Sieht doch richtig interessant aus. Ich habe google lens benutzt, da kam die Meldung „Wildschwein“ und „Brandkrustenpilz“. Ich wollte schon loslegen mit einem Beitrag über den Brandkrustenpilz, als Oliver Gaiser, ein Baumsachverständiger (www.bsb-gaiser.de) mit einem Büro in Weinstadt, etwas anderes ins Spiel brachte. Er empfahl, nochmal hinzugehen, denn er vermutete einen Harzaustritt. Und Oliver Gaiser behielt Recht. Ich sägte mit meinem Taschenmesser einen Fleck weg weil mit dem Messer nichts zu erreichen war. Es roch intensiv und gut nach Harz und der Fall war klar. Klar ist auch, dass der Austritt aus entfernten Astlöchern erfolgt, schauen Sie die Bilder an, dann fällt es Ihnen bestimmt auf.
Sicherlich ist das eine Schutzmaßnahme des Baumes gegen Pilzbefall. Jetzt hatte ich noch eine Frage wegen der schwarzen Harzfarbe. Unter Harz stellte ich mir bisher etwas bernsteinfarbenes vor und nun das. Jemand meinte, das Schwarze könnte von einem Pilz stammen. Ich habe dann überlegt, dass ich von einem Rindenstück das Schwarze entferne.

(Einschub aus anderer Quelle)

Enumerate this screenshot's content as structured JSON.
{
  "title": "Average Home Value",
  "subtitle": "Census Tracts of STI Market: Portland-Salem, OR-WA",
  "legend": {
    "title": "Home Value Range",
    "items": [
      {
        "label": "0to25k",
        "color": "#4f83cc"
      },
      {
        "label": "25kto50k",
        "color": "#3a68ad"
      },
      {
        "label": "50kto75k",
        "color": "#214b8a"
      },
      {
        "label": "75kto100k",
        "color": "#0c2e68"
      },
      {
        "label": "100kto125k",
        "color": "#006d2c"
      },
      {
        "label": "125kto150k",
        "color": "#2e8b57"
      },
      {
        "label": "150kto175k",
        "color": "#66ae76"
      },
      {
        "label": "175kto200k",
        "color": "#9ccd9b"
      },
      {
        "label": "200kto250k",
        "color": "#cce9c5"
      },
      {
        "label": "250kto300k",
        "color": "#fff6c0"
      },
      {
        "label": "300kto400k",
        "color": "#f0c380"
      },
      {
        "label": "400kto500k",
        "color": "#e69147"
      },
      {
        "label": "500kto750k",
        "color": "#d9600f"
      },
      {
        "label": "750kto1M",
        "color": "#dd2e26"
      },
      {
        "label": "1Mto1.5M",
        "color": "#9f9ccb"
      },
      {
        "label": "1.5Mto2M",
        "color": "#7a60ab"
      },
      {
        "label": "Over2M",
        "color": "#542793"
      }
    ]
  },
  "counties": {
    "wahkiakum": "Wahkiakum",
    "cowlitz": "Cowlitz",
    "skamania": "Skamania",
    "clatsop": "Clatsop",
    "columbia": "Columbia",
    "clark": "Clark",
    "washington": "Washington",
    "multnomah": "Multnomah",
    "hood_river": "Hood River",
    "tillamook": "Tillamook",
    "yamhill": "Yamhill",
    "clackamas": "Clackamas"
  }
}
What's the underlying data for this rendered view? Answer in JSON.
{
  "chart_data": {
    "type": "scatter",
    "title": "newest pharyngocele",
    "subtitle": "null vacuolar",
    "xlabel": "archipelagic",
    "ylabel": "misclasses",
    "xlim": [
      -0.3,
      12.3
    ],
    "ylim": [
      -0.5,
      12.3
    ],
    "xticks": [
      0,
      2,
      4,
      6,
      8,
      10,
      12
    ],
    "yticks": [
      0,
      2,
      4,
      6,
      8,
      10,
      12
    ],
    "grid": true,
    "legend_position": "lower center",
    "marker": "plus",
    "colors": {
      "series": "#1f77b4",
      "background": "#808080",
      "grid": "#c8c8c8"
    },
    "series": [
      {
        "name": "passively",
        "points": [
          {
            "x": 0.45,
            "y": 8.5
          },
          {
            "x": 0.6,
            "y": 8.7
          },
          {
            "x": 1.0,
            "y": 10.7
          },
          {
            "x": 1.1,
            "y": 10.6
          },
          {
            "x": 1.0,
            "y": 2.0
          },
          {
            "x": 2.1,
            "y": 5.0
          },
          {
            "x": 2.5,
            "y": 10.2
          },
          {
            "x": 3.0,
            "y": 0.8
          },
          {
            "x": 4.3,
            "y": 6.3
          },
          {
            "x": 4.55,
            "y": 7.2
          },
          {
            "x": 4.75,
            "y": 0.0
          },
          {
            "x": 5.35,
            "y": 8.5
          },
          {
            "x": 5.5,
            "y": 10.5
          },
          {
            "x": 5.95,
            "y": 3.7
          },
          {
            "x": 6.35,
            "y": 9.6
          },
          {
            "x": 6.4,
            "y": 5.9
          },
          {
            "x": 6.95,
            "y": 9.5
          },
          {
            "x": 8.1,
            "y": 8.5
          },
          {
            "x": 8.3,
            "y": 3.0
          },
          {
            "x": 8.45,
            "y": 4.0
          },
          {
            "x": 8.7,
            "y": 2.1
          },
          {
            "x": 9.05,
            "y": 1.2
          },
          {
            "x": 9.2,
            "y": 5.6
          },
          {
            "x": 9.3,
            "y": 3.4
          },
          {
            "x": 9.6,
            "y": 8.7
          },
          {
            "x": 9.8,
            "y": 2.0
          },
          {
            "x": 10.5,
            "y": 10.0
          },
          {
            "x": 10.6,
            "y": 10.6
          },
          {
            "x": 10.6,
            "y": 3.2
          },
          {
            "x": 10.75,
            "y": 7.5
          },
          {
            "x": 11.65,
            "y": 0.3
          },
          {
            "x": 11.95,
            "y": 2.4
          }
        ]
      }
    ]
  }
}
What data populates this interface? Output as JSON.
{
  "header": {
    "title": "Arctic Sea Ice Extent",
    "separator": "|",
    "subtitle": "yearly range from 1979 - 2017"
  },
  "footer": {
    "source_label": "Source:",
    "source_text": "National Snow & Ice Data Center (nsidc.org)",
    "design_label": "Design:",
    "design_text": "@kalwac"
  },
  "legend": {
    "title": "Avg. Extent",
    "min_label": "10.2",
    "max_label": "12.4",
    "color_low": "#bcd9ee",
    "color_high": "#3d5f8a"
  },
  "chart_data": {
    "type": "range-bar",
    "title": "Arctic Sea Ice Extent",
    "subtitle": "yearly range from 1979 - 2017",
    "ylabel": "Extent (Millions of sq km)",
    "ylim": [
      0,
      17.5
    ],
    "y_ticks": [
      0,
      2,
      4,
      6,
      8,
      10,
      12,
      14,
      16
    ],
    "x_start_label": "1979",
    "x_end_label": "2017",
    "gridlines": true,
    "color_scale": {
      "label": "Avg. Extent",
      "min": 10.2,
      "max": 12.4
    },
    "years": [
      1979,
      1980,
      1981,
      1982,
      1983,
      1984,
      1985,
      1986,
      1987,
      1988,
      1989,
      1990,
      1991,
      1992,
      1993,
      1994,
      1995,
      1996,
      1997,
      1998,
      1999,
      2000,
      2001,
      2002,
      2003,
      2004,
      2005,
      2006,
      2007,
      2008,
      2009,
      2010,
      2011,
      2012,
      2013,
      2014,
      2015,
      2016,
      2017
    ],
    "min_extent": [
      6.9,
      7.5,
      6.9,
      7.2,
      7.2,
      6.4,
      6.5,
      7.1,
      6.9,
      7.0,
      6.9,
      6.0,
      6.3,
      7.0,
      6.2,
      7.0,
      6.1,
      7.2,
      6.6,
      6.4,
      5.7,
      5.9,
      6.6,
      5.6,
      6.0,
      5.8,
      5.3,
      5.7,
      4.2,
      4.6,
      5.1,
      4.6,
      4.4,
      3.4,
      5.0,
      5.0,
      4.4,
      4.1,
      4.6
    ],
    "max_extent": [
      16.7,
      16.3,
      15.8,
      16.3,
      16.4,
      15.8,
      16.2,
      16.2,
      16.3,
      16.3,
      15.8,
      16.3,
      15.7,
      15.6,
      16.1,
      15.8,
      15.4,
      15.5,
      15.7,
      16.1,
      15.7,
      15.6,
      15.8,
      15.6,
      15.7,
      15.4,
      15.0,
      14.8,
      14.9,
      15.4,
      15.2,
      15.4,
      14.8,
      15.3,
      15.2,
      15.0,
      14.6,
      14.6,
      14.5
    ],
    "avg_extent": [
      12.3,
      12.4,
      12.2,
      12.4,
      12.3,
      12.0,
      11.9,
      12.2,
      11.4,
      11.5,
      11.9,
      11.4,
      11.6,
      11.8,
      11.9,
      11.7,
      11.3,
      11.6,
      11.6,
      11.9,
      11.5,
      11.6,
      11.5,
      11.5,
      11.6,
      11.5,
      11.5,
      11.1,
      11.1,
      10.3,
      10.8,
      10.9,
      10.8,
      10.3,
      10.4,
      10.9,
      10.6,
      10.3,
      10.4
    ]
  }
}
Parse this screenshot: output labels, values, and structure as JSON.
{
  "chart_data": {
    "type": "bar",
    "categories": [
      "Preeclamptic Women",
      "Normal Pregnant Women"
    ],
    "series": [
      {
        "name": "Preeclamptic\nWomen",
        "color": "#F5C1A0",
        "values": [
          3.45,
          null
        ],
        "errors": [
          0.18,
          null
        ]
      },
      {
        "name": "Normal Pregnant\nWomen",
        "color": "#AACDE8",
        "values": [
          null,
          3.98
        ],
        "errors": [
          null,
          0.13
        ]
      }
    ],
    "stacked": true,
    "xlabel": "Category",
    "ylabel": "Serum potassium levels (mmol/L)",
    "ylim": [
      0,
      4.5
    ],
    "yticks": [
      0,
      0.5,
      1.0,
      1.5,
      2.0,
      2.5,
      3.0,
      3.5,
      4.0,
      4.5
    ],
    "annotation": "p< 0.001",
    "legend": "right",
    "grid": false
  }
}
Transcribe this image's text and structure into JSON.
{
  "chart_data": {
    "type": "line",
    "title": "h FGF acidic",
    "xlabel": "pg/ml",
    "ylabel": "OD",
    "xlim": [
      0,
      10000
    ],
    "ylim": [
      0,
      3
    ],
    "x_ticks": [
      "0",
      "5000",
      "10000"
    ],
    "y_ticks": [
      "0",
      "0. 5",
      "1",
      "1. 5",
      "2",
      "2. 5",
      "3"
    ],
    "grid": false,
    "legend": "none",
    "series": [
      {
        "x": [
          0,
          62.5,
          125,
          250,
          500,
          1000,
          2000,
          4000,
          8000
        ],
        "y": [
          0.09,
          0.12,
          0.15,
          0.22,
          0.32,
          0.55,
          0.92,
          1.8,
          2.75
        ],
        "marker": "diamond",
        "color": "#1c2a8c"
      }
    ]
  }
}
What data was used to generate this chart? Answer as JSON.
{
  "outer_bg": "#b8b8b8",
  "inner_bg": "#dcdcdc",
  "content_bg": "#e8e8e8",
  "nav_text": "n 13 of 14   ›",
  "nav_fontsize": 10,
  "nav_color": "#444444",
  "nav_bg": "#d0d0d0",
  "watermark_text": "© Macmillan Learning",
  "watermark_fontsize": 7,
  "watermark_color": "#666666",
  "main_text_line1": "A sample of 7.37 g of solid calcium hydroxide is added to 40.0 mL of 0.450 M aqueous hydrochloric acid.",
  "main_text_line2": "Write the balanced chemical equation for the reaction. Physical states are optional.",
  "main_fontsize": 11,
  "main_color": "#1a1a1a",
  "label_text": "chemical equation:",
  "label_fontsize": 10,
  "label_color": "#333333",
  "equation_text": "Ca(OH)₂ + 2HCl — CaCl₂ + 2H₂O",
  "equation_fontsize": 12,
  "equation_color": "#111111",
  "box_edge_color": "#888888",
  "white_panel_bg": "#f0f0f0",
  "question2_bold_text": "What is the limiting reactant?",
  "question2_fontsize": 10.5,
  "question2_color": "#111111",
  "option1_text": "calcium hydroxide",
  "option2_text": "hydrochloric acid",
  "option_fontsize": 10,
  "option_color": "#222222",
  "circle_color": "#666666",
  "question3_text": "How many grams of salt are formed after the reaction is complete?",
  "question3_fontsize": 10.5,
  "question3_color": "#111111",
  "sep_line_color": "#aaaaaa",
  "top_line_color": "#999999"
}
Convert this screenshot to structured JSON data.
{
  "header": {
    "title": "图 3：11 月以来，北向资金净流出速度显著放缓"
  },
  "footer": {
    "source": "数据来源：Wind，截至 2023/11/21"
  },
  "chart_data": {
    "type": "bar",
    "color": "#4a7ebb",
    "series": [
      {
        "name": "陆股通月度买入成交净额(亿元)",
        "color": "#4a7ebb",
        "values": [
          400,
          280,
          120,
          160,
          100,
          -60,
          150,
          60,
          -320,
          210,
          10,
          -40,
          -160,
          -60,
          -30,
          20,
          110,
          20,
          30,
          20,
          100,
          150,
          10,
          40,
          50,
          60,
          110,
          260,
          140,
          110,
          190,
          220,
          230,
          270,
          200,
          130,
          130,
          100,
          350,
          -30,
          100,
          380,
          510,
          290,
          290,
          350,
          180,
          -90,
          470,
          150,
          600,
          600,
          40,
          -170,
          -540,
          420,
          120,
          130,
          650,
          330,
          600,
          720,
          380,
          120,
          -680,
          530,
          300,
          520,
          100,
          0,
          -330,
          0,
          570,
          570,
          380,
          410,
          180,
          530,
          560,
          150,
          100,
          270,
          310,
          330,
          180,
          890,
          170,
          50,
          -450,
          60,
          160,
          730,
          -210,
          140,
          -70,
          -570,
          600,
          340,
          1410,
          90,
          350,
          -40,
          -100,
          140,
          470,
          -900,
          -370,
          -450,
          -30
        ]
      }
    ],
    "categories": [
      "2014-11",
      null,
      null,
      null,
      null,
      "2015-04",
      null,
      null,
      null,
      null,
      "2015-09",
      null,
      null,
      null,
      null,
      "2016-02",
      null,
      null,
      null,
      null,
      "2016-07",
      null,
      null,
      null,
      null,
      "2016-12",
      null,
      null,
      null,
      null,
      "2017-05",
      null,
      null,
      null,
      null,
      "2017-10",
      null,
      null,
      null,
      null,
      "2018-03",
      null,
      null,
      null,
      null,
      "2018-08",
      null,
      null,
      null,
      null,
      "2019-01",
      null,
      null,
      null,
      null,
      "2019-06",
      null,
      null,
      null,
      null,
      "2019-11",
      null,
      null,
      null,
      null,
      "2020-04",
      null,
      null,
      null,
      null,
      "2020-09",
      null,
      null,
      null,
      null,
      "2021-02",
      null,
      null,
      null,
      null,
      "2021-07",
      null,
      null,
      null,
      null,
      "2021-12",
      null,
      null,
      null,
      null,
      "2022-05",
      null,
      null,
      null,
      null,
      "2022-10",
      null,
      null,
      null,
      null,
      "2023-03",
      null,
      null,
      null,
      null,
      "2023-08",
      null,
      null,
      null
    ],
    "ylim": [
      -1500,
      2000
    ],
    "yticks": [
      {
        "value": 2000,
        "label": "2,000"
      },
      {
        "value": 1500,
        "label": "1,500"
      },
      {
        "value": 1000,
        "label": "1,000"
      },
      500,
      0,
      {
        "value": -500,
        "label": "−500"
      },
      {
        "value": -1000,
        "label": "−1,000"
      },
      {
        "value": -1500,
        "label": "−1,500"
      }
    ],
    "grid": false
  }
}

Nachdem klar war, dass alles schwarz ist, behaupte ich nun mal frech, dass das Weißtannenharz tatsächlich schwarz ist oder zusammen mit Sauerstoff schwarz wird. Ob ein Vergleich mit den sehr dunklen Weißtannenhonig angebracht ist, ist aus dem Bauch heraus eine reine Vermutung.
Einen herzlichen Dank gilt Oliver Gaiser, dass er mich auf die richtige Spur führte.